Many youth athletic development programs focus on creating perfect movement patterns. Athletes are taught to jump, land, squat, and change direction in one specific "correct" way, and coaches spend time making sure every rep looks clean and consistent.


There is value in that. Athletes need to learn basic movement skills, especially when they're young. But once they understand those fundamentals, we don't think the goal should be making every athlete move identically.


The reality is that no two athletes move exactly the same. Some are naturally stiffer, while others are more mobile. Some have longer limbs, different proportions, different strengths, and different movement strategies. Instead of trying to force every athlete into the same mold, we teach sound movement principles while allowing room for individual differences. We're more interested in whether an athlete can complete a movement safely and effectively than whether it looks exactly like the athlete next to them.


We also intentionally introduce variation into training because sports demand adaptability. For example, if we're working on box jumps, we may change the athlete's starting position or approach while keeping the objective the same. The goal is still to jump onto the box, but they have to solve the movement challenge in a slightly different way each set.


Those small changes expose athletes to different movement demands and expand their movement toolbox. Competition rarely happens under perfect conditions. Athletes are constantly adjusting to opponents, teammates, changing speeds, awkward body positions, and less-than-perfect landings. If every rep in training is identical, we're missing an opportunity to prepare them for what they'll actually experience in competition.

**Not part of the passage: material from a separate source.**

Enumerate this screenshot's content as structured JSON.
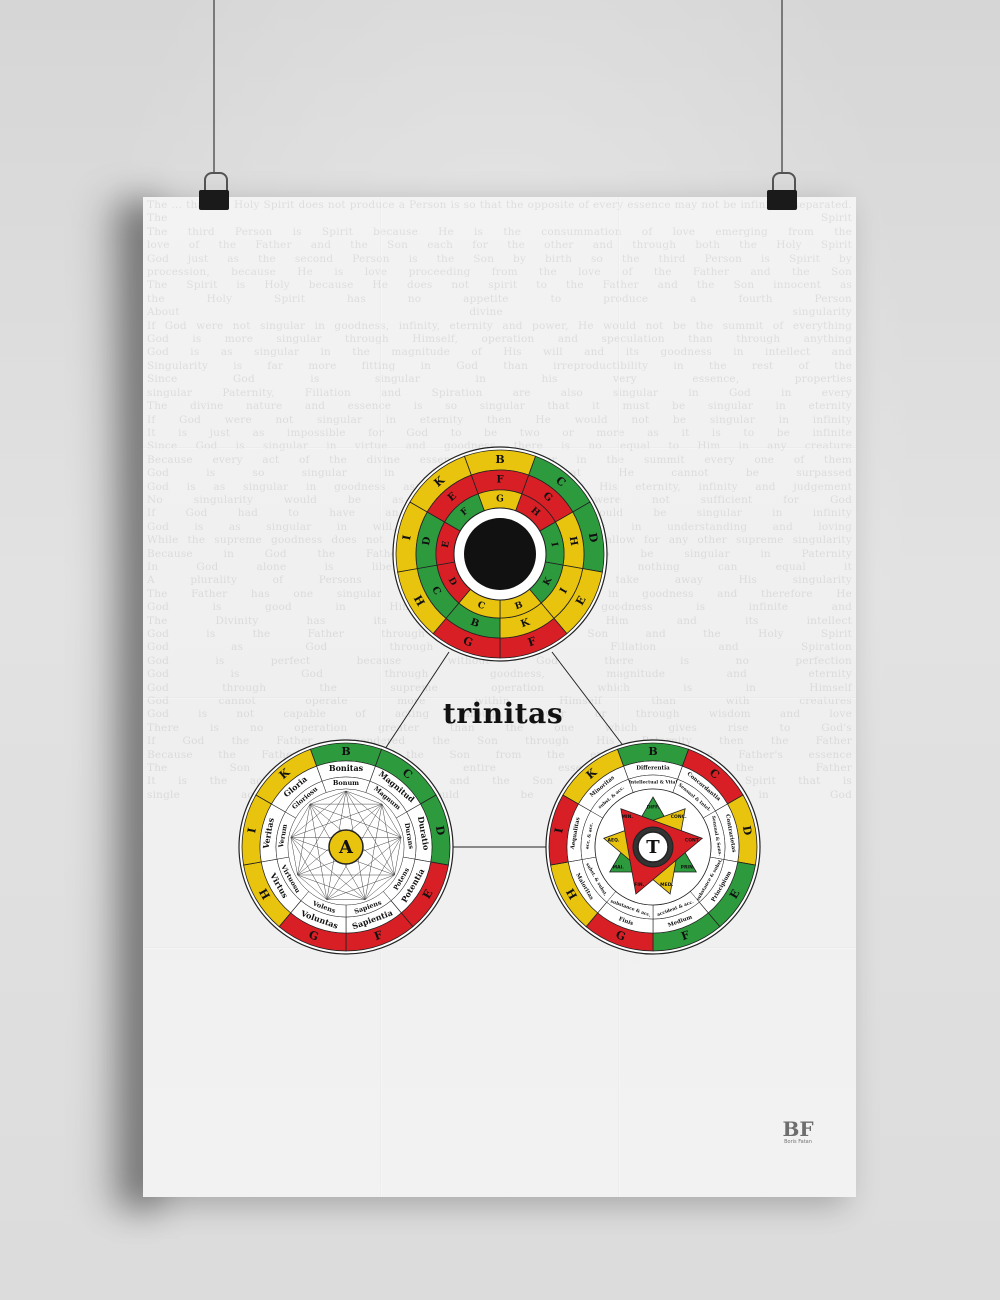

That doesn't mean we're looking for random variation or that technique doesn't matter. There are absolutely times when we'll coach positions, clean up movement, or correct something that could increase injury risk. Fundamentals come first.


But once that foundation is in place, chasing perfect-looking movement becomes less important than developing adaptable athletes. We want athletes to have more than one solution to a movement problem because that's exactly what sports require.


At the end of the day, we're not evaluating a training session based on whether every athlete looked the same. We're evaluating whether they completed the movement safely, achieved the goal of the exercise, and developed the adaptability they'll need outside the weight room.


Because in sport, success isn't about performing drills perfectly. It's about being able to perform when the situation isn't.